Applies to: Windows Server

This article describes issues that you may encounter in Microsoft Azure Recovery Services (MARS) agent if the TLS 1.0 security protocol is disabled and only TLS 1.1 and TLS 1.2 are enabled to achieve security hardening for PCI compliance.

Symptoms


When TLS 1.0 is disabled, one or more of the following issues may occur:

  • Server backups fail.
  • The MARS Agent console doesn’t start successfully.
  • Services that are related to the MARS Agent don’t stop or start as usual.

Cause


These issues occur because the .NET Framework 4.5 has a default preference of TLS 1.0, although it supports up to TLS 1.2.

Resolution


Important This section, method, or task contains steps that tell you how to modify the registry. However, serious problems might occur if you modify the registry incorrectly. Therefore, make sure that you follow these steps carefully. For added protection, back up the registry before you modify it. Then, you can restore the registry if a problem occurs. For more information about how to back up and restore the registry, click the following article number to view the article in the Microsoft Knowledge Base:

322756 How to back up and restore the registry in Windows


To resolve these issues, change the default preference of the .NET Framework 4.5 from TLS 1.0 to TLS 1.2. To do this, follow these steps:

  1. Open a Command Prompt window as an administrator.

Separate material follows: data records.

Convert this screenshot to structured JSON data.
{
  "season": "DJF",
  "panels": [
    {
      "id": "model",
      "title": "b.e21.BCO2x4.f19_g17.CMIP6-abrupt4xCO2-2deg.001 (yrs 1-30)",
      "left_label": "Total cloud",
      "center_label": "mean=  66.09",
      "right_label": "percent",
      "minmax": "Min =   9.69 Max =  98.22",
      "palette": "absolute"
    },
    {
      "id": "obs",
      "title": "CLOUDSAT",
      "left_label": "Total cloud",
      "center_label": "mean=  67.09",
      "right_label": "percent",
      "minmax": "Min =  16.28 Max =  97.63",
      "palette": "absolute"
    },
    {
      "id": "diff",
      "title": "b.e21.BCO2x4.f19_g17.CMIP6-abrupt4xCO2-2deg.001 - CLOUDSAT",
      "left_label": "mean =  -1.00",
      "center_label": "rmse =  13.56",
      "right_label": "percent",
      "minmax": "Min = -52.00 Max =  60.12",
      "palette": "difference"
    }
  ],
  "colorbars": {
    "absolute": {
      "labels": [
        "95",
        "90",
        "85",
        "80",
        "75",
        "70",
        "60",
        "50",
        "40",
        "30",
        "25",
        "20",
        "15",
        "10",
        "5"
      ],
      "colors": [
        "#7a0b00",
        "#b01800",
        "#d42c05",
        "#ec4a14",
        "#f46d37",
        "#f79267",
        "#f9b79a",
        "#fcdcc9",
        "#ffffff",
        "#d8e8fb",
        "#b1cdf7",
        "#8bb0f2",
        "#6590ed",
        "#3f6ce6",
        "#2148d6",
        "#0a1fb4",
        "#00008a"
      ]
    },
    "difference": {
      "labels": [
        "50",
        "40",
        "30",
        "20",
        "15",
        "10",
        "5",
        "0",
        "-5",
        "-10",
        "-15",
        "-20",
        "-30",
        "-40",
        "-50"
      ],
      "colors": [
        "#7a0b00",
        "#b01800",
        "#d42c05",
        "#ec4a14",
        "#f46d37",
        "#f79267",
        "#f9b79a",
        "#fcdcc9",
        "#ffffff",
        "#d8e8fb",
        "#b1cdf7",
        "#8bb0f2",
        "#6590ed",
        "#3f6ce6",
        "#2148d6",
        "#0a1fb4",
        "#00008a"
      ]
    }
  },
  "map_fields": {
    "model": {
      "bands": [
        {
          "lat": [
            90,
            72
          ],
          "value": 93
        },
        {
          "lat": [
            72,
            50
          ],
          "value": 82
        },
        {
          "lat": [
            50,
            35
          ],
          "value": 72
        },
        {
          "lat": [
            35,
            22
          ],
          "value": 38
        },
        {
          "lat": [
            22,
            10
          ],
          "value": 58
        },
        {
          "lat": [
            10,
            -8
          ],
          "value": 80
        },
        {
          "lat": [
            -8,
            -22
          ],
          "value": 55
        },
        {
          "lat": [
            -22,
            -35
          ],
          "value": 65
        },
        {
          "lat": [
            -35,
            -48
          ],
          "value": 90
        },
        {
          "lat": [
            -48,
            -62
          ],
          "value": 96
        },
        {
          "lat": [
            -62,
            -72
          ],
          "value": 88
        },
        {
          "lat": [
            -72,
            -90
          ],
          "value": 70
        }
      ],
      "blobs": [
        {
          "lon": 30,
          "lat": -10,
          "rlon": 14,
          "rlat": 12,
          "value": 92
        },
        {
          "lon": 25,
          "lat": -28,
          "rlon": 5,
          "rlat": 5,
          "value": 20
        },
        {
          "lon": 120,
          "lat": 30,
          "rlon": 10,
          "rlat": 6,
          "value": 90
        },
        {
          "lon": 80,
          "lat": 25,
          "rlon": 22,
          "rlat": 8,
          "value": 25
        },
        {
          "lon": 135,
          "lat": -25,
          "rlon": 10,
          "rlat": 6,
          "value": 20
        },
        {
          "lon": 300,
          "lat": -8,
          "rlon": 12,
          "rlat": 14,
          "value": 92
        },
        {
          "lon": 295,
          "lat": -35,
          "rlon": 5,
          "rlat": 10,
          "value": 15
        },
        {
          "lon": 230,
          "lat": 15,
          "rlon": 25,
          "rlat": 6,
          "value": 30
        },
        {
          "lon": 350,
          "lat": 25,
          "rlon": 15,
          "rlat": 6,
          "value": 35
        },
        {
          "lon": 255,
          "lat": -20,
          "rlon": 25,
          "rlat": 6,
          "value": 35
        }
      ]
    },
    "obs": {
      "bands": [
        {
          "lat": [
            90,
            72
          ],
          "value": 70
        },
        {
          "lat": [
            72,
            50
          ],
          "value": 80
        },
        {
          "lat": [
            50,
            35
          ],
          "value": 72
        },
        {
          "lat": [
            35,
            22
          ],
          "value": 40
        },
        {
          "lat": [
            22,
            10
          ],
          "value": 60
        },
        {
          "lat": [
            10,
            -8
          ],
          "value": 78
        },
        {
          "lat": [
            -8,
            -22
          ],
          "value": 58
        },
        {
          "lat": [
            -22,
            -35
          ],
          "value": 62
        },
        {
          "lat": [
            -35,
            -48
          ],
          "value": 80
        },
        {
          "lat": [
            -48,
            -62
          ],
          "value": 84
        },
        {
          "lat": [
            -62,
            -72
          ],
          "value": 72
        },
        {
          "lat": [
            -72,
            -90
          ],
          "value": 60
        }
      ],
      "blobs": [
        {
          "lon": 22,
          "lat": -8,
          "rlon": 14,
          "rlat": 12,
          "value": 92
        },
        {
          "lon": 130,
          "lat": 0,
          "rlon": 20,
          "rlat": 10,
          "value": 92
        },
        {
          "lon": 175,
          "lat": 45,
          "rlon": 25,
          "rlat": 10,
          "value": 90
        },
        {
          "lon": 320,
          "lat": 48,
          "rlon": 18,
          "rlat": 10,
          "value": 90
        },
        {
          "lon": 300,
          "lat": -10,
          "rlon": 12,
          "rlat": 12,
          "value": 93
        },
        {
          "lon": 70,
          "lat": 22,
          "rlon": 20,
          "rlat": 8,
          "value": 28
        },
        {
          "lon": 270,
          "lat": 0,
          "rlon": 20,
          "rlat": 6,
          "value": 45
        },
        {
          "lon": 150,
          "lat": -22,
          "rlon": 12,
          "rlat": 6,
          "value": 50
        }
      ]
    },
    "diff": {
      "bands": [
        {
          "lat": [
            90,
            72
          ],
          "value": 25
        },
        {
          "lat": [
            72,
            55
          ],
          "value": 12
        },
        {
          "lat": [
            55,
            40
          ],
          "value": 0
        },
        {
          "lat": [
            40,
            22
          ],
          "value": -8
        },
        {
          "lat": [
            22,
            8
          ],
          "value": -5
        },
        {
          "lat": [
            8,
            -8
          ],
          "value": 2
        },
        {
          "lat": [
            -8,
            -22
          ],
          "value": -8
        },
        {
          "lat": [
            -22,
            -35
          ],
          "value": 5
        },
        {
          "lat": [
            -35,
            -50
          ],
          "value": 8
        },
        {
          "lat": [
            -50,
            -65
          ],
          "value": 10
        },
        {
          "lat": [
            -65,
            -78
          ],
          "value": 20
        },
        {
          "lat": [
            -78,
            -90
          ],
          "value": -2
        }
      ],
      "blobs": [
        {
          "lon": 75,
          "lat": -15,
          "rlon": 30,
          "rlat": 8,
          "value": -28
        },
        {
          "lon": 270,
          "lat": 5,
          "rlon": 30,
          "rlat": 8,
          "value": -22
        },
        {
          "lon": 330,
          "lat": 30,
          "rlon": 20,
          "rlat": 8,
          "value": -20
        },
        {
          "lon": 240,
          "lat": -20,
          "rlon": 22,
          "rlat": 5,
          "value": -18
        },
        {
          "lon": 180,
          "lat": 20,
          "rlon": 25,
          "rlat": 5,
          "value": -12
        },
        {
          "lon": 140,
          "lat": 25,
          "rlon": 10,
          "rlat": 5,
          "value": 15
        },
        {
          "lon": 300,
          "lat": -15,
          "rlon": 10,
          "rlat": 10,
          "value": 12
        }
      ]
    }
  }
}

  2. At the elevated command prompt, run the following command:
    net stop obengine
  3. Open Registry Editor, and then navigate to the following registry subkeys:

    • HKLM\software\Wow6432Node\Microsoft\.NETFramework\
    • HKLM\software\microsoft\.NETFramework\
  4. Under each of these registry keys, locate the subkeys that indicate a version.

    Note These subkeys appear in the "v<Version Number>" format.

    subkeys under .NETFramework that denote a version

     
  5. For each of these subkeys, add a DWORD Value that is named SchUseStrongCrypto, and set its value to 1.

    add SchUseStrongCrypto

     
  6. Repeat step 5 for all the subkeys that have the "v<Version Number>" format.
  7. Close Registry Editor.
  8. At an elevated command prompt, run the following command:
    net start obengine

After you complete these steps, you should be able to start the MARS Agent console as expected.